Le film est dépouillé et naif. La musique, composé par ce surdoué de Dagur Kari est magnifique, les guitares chantent et se taisent, comme pour mieux faire parler un paysage. Elle est propice à la contemplation. Elle a les intonations, la texture des mélodies que Neil Young avait mis dans Dead Man.

Ce film est remarquable, c'est mon avis. La fin semble tragique, mais de mon point de vue elle ne l'est pas. Une avalanche emporte toutes les personnes proches du héros, cela est horrible pour le héros et également pour le spectateur, mais c'est aussi une libération, en effet, le héros n'a plus aucune attache, il peut donc partir, s'evader, vivre sa vie. Petite anecdote, le personnage qui joue le prof de français est en fait certes français mais aussi le vrai père du héros (Thomas Lemarquis). Pour moi, ce film est culte, voilà. Après le film, il y a eu un débat avec Dagur Kiri, c'était bien!

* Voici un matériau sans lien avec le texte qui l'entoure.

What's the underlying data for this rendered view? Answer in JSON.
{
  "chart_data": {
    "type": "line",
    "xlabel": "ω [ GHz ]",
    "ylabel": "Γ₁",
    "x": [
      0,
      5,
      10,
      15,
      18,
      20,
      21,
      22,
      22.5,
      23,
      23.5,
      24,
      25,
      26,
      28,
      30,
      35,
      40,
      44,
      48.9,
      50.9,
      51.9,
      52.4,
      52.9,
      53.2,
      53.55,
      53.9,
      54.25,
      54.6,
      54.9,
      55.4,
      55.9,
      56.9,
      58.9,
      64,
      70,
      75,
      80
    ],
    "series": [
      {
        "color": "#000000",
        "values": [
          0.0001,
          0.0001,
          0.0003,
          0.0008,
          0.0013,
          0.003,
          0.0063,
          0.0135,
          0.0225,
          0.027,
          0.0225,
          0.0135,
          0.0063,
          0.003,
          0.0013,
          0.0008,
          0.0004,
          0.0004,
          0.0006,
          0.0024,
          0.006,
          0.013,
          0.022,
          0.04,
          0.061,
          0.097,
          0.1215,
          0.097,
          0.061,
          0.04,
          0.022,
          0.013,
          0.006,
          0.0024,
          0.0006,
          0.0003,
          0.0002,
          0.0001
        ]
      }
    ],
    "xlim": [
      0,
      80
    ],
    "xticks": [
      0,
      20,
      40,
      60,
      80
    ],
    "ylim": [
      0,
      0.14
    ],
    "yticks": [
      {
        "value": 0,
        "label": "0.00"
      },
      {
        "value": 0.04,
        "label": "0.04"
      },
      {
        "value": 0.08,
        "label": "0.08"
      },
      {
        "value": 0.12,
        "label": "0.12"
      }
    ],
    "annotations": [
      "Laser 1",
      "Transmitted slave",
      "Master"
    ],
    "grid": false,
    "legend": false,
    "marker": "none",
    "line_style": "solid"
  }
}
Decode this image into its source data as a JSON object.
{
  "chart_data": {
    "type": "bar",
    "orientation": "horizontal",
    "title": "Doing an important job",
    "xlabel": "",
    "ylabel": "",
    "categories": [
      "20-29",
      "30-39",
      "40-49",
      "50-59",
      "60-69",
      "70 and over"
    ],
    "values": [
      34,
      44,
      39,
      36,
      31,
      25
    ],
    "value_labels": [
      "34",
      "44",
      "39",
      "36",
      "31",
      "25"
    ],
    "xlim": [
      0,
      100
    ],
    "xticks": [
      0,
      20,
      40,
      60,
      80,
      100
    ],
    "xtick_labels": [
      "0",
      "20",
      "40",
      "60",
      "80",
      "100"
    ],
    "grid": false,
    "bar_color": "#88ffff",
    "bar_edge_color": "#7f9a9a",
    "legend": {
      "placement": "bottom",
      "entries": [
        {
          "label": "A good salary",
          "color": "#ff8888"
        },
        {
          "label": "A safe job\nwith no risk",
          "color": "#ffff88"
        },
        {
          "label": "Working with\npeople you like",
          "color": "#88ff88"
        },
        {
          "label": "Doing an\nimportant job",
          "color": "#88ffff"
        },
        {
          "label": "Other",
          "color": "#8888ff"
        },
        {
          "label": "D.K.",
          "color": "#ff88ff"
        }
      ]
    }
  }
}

Ensuite, j'ai vu un court métrage Wrestling, et un long métrage esprit d'équipe...je n'en parlerais pas parce que je n'ai pas du tout aimé.

Dimanche, j'ai vu un autre film de Dagur Kari: Dark Horse...mon dieu, quelle merveille! Je veux le dvd, ce film est une bombe atomique! Dagur je t'aime!!

The Dark Horse, c’est aussi le nom d’une nébuleuse dite obscure, tâche sombre au cœur de la voie lactée.
Ce film est une joile fable d'antihéros attachant en noir et blanc. Ils se divisent en 12 chapitres, tels les pistes d'un disque. Dark Horse a pour personnage principal Daniel : la vingtaine et sans emploi, un peu paumé voire beaucoup, mais passionné par le graff’. Sorte de cupidon postmoderne sillonnant la ville au volant de sa mini, il monnaye ses talents graphiques contre des déclarations d’amour grandeur nature qu’il bombe à même les murs de Copenhague.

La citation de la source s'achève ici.